Update: Also check out my modest proposal to wean law review editors off the Bluebook.
Over the last 85 years, over 19 editions, the Uniform System of Citations, commonly known as the Bluebook, has increased from 28 pages to 511 pages.
- 1st Edition (1926): 28 pages
- 2nd Edition (1928): 42 pages
- 3rd Edition (1931): 42 pages
- 4th Edition (1934): 52 pages
- 5th Edition (1936): 52 pages
- 6th Edition (1939): 54 pages
- 7th Edition (1947): 67 pages
- 8th Edition (1949): 87 pages
- 9th Edition (1950): 100 pages
- 10th Edition (1959): 131 pages
- 11th Edition (1967): 126 pages
- 12th Edition (1976): 204 pages
- 13th Edition (1981): 254 pages
- 14th Edition: (1986): 272 pages
- 15th Edition (1991): 366 pages
- 16th Edition (1996): 389 pages
- 17th Edition (2000): 391 pages
- 18th Edition (2005): 415 pages
- 19th Edition (2010): 511 pages
What is the marginal utility of increasing the length of a citation manual by over 500 pages?
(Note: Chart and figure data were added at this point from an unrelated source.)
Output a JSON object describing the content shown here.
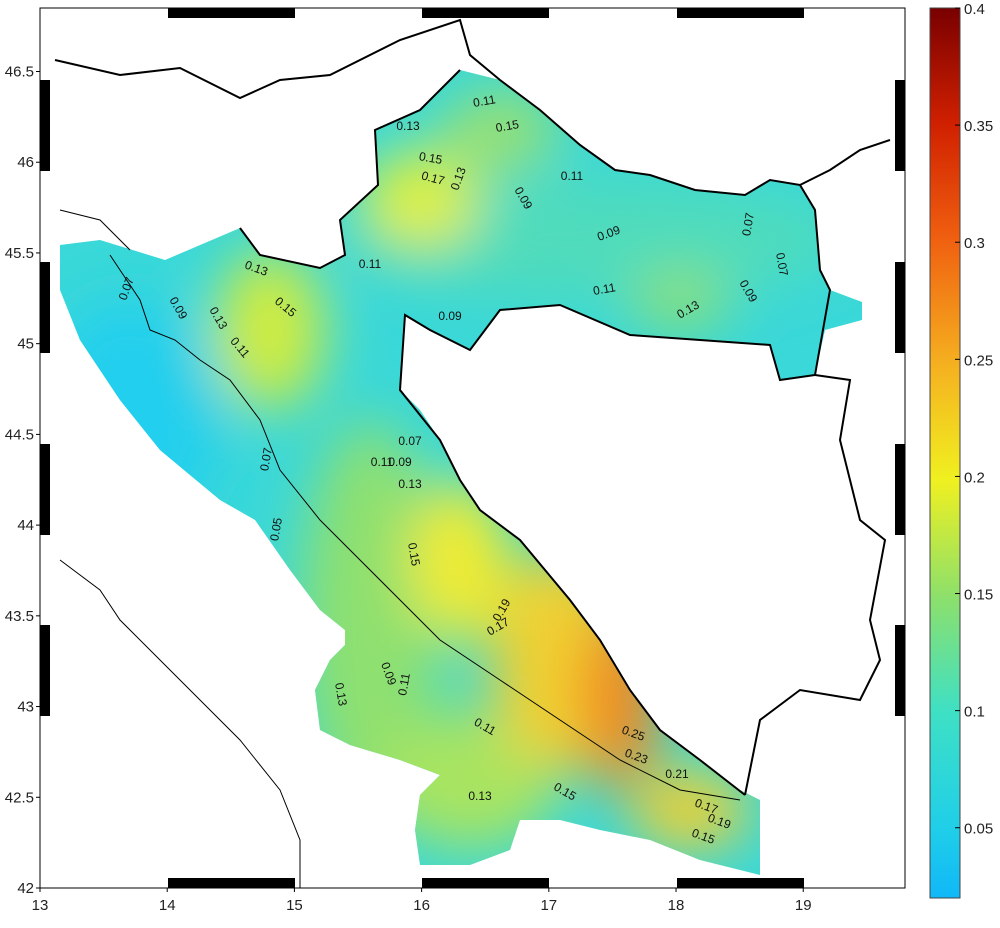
{
  "map": {
    "xlim": [
      13,
      19.8
    ],
    "xticks": [
      13,
      14,
      15,
      16,
      17,
      18,
      19
    ],
    "ylim": [
      42,
      46.85
    ],
    "yticks": [
      42,
      42.5,
      43,
      43.5,
      44,
      44.5,
      45,
      45.5,
      46,
      46.5
    ],
    "colorbar": {
      "range": [
        0.02,
        0.4
      ],
      "ticks": [
        0.05,
        0.1,
        0.15,
        0.2,
        0.25,
        0.3,
        0.35,
        0.4
      ]
    },
    "contour_labels": [
      0.11,
      0.13,
      0.15,
      0.15,
      0.17,
      0.13,
      0.11,
      0.09,
      0.09,
      0.07,
      0.07,
      0.11,
      0.13,
      0.15,
      0.07,
      0.09,
      0.13,
      0.11,
      0.11,
      0.09,
      0.13,
      0.09,
      0.07,
      0.09,
      0.11,
      0.13,
      0.07,
      0.05,
      0.15,
      0.19,
      0.17,
      0.09,
      0.11,
      0.13,
      0.11,
      0.25,
      0.23,
      0.21,
      0.15,
      0.13,
      0.19,
      0.15,
      0.17
    ]
  }
}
Sure, I’m certain there are new sources that did not exist in the 1920s–namely electronic sources, certain international doctrines, hell a number of states did not exist in 1926–but 500 additional pages? Judge Posner is right: the Bluebook is an absolute travesty.
And if you notice, I did not write the citations to the Bluebooks in the proper format, yet, somehow, you knew what I was talking about. Shocker.